2 Kasım 2013 Cumartesi

Şu Anda Kötüyüz Hocam...


Turkish Airline Euroleague'de 3. Hafta maçları geride kaldığında arkamıza bakarsak göreceğimiz tablo Türk takımları için standart bir hal almakta. Yani diyeceğimiz sadece skor anlamında baktığımızda bir takımımız süper, diğer iki takımımız ise standart bir durumda gözüküyorlar. Ancak durumlara sadece skor anlamında değil, biraz daha derinden baktığımızda işin içyüzü daha farklı bir hal alabilir.

Bu yazıda değerlendireceğim takım Anadolu Efes olduğu için diğer takımlarımıza başarılar dileyerek biraz kenarıda bırakıyorum.
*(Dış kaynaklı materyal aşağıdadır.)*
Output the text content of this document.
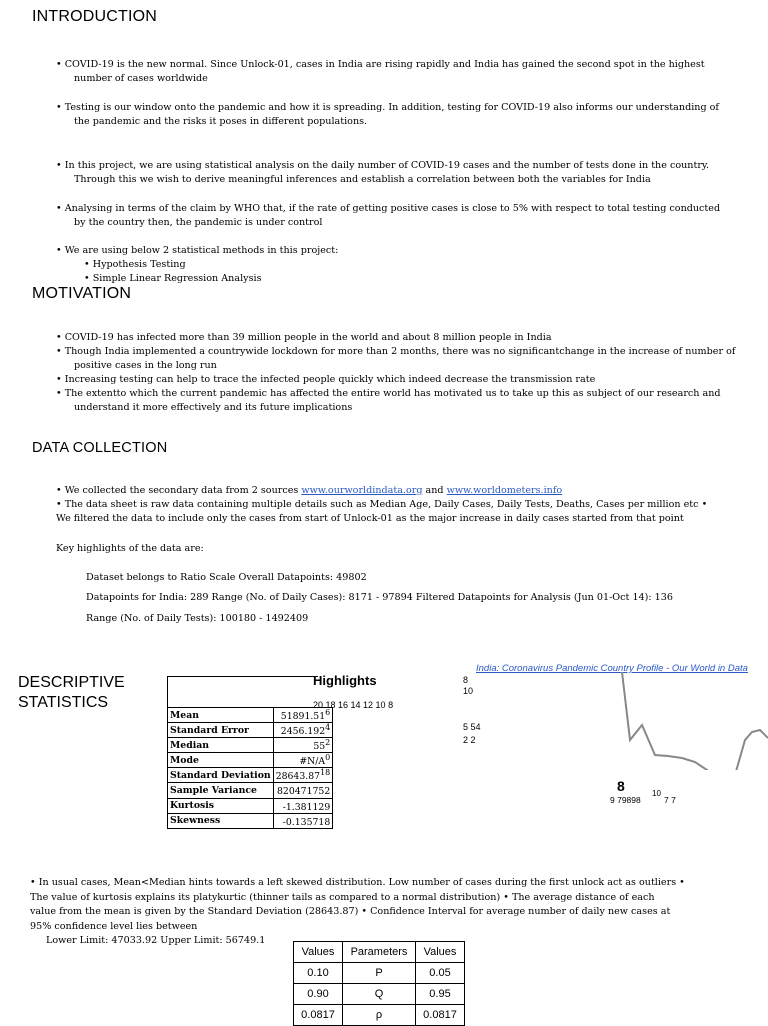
INTRODUCTION
• COVID-19 is the new normal. Since Unlock-01, cases in India are rising rapidly and India has gained the second spot in the highest
number of cases worldwide
• Testing is our window onto the pandemic and how it is spreading. In addition, testing for COVID-19 also informs our understanding of
the pandemic and the risks it poses in different populations.
• In this project, we are using statistical analysis on the daily number of COVID-19 cases and the number of tests done in the country.
Through this we wish to derive meaningful inferences and establish a correlation between both the variables for India
• Analysing in terms of the claim by WHO that, if the rate of getting positive cases is close to 5% with respect to total testing conducted
by the country then, the pandemic is under control
• We are using below 2 statistical methods in this project:
• Hypothesis Testing
• Simple Linear Regression Analysis
MOTIVATION
• COVID-19 has infected more than 39 million people in the world and about 8 million people in India
• Though India implemented a countrywide lockdown for more than 2 months, there was no significantchange in the increase of number of
positive cases in the long run
• Increasing testing can help to trace the infected people quickly which indeed decrease the transmission rate
• The extentto which the current pandemic has affected the entire world has motivated us to take up this as subject of our research and
understand it more effectively and its future implications
DATA COLLECTION
• We collected the secondary data from 2 sources www.ourworldindata.org and www.worldometers.info
• The data sheet is raw data containing multiple details such as Median Age, Daily Cases, Daily Tests, Deaths, Cases per million etc •
We filtered the data to include only the cases from start of Unlock-01 as the major increase in daily cases started from that point
Key highlights of the data are:
Dataset belongs to Ratio Scale Overall Datapoints: 49802
Datapoints for India: 289 Range (No. of Daily Cases): 8171 - 97894 Filtered Datapoints for Analysis (Jun 01-Oct 14): 136
Range (No. of Daily Tests): 100180 - 1492409
DESCRIPTIVE
STATISTICS
Highlights
20 18 16 14 12 10 8
Mean	51891.51$^6$
Standard Error	2456.192$^4$
Median	$55^2$
Mode	$\#N/A^0$
Standard Deviation	28643.87$^{18}$
Sample Variance	820471752
Kurtosis	-1.381129
Skewness	-0.135718
India: Coronavirus Pandemic Country Profile - Our World in Data
8
10
5 54
2 2
8
9 79898
10
7 7
• In usual cases, Mean<Median hints towards a left skewed distribution. Low number of cases during the first unlock act as outliers •
The value of kurtosis explains its platykurtic (thinner tails as compared to a normal distribution) • The average distance of each
value from the mean is given by the Standard Deviation (28643.87) • Confidence Interval for average number of daily new cases at
95% confidence level lies between
Lower Limit: 47033.92 Upper Limit: 56749.1
Values	Parameters	Values
0.10	P	0.05
0.90	Q	0.95
0.0817	ρ	0.0817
Başlıktan da anlayacağınız gibi ise Efes belki de ilk defa sezon başındaki beklentileri karşılıyor; ancak bu pek de bizim umduğumuz bir durum değil maalesef.

Sezona geçmiş yıllara nazaran büyük bir bütçe kısıntısıyla giren ve hem kadrodan ayrılan isimler hem de yeni yapılan transferlerle ligde ve Avrupa'da gençlere daha çok şans veren ve takım bütünlüğü sağlanır ise keyifli bir "underdog" takımı olmayı amaçlar bir görüntü çizen Anadolu Efes'de an itibariyle bu amaç gerçekleşmiş gibi değil. Gerçi Avrupa'da elimizde bir 20 sayı bir de 10 sayı farkla kazandığımız, bir de son saniye üçlüğü ile kaybettiğimiz br maç var ama, ligde ve Avrupa'da oynanan oyuna bakılırsa bu sezon sanki takımın yeri ligde yarı finali, Avrupa'da ise Top 16'yı görüp daha da ilerisine gidemeyecek bir durumda gibi. Daha da kötü olanı sahada var olan Efes 5'inin halen ne tarz bir oyun ortaya koyacağını pek kimsenin kestiremiyor olması.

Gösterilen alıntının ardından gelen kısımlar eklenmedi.